Votre proche est parti sur son lieu de travail, ou des suites d'une maladie qu'il avait contractée à cause de son métier. C'est une violence en plus dans la peine : ce décès n'aurait pas dû arriver là, comme ça. Sachez une chose, et gardez-la même si tout le reste vous semble flou pour l'instant : quand un décès est reconnu comme accident du travail ou maladie professionnelle, vous, les proches, avez des droits particuliers. Une rente, une prise en charge des frais d'obsèques, un capital. Ils passent par la CPAM, ou par la MSA si votre proche relevait du régime agricole, et ils ne sont pas les mêmes que pour un décès ordinaire. On va les voir ensemble, doucement.
D'abord, faire reconnaître l'accident du travail
Tout part de là. Pour que les droits s'ouvrent, le décès doit être officiellement reconnu comme accident du travail ou comme maladie professionnelle. Sans cette reconnaissance, rien ne se déclenche.

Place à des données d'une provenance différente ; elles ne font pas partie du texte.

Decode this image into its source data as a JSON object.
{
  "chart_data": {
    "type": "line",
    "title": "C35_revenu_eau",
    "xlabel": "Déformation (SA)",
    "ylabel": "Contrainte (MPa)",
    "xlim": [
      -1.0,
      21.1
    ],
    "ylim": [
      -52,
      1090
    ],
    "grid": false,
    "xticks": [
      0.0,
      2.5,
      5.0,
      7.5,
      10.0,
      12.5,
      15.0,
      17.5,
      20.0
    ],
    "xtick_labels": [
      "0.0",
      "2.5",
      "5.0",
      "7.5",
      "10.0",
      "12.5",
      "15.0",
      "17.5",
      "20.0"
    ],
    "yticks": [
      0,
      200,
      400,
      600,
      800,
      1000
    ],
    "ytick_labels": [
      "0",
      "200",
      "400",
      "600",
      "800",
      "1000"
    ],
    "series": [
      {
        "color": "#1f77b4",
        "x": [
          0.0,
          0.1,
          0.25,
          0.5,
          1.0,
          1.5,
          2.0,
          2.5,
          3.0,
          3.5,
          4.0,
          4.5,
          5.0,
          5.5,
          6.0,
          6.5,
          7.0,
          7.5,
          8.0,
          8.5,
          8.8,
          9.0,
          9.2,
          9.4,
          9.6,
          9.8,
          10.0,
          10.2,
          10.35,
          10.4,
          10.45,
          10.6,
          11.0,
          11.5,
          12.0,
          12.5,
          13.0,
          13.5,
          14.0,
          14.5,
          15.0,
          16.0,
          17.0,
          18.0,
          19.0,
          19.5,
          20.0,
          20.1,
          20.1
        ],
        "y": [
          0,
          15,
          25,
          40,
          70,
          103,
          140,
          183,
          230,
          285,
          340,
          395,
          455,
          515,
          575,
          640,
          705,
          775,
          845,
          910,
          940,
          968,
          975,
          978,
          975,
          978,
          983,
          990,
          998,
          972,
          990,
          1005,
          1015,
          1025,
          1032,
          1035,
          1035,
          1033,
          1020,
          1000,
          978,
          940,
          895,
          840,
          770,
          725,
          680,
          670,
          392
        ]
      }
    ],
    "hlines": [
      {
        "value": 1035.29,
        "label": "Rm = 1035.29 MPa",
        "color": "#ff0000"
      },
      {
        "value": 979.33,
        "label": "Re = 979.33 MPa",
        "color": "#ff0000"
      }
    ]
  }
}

La déclaration par l'employeur
Normalement, c'est l'employeur qui déclare l'accident à la CPAM, et il a 48 heures pour le faire (formulaire CERFA 14463). Si jamais il ne le fait pas, et cela arrive, vous n'êtes pas bloqués : la famille peut déclarer elle-même, dans un délai de 2 ans.
Les documents à réunir
Voici ce que la caisse vous demandera :
- l'acte de décès
- les bulletins de salaire des 12 mois qui précèdent (ils servent à calculer la rente)
- le contrat de travail ou une attestation de l'employeur
- le lieu et les circonstances de l'accident (témoignages, rapports)
- un certificat médical qui établit le lien entre l'accident et le décès
La décision de la CPAM
La caisse étudie le dossier, comptez en général entre 30 et 90 jours, puis elle vous notifie sa décision. Si elle refuse, vous avez des recours : d'abord la CRA (Commission de Recours Amiable), puis le TJ (Tribunal Judiciaire).
La rente d'ayants droit : qui y a droit
Une fois l'accident reconnu, une rente est versée aux proches. Son montant dépend de votre lien avec votre proche.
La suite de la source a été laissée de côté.